| Well they could, but: 1) Those options, similar to spending the fire protection budget more smartly, also cap out at some point. 2) One of the reasons things like executive compensation get out of control is because they are a rounding error vs. the overall corporate spending. Cutting that back to the bone is not likely to be materially helpful. 3) "cut back or eliminate their dividends, ... stop buying back stock" They may as well shut down the company (which is what they are doing on a temporary basis). There is no reason for them to be shouldering increased risk if the reward is reduced compensation. If that is the way the game gets played only idiots would be willing to own and manage a power company. It is more comforting to think that power companies are being managed by intelligent and rational people. |
As I said PG&E makes a really great case for municipal power.
There is no reason for them to be shouldering increased risk if the reward is reduced compensation.
Fire prevention reduces risk.

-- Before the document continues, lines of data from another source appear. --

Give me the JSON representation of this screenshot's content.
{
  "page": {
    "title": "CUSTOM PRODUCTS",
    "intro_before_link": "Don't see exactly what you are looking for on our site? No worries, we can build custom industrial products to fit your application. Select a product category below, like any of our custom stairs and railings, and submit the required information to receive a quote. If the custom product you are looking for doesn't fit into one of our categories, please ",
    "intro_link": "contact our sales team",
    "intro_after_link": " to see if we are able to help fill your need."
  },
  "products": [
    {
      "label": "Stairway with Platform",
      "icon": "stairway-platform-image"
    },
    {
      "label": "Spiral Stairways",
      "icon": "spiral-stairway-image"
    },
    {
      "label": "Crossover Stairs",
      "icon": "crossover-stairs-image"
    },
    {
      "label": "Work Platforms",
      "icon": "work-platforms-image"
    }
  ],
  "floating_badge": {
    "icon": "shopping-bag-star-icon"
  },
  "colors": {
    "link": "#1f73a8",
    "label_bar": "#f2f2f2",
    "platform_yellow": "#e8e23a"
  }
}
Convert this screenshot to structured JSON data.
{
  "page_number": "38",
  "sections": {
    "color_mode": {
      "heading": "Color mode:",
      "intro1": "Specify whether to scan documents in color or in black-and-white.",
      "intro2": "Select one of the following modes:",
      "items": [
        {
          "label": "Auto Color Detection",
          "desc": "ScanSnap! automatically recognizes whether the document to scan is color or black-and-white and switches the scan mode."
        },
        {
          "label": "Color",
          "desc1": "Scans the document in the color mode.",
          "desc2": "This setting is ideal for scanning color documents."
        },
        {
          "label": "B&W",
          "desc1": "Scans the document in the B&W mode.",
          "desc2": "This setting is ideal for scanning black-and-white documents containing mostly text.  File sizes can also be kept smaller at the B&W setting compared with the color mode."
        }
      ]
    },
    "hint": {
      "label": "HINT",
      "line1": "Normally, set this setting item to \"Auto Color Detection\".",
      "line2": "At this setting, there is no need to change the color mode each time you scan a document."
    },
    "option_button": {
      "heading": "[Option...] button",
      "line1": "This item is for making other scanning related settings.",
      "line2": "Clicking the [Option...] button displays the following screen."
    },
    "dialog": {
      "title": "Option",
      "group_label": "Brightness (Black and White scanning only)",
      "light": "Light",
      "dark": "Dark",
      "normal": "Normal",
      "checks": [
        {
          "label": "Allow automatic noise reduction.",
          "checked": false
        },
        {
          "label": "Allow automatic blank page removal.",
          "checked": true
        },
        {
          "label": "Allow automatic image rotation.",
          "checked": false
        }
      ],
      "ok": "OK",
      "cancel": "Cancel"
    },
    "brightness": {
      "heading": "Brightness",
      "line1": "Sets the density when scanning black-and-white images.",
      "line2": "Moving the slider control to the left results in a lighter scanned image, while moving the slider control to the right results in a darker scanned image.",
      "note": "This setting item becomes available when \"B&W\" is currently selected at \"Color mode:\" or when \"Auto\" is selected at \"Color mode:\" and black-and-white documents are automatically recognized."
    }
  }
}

Conversely, this reduced risk scenario you're talking about has resulted in PG&E going bankrupt twice this century.
As for exec compensation and buybacks, PG&E spends a few hundred million dollars annually buying back stock. The fire prevention budget doesn't need to be infinite, but $200-300 million would go a long way. KTVU identified three SVPs who make around $500,000 annually. Yes, that's not a ton of money compared to PG&E's income, but a couple extra million could easily pay for brush/fuel removal.
https://ycharts.com/companies/PCG/stock_buyback
http://www.ktvu.com/news/despite-bankruptcy-pg-e-executive-g...
Edit: Per the KTVU article, that half a mill per SVP is the base salary, so bonuses and non-cash compensation aren't included.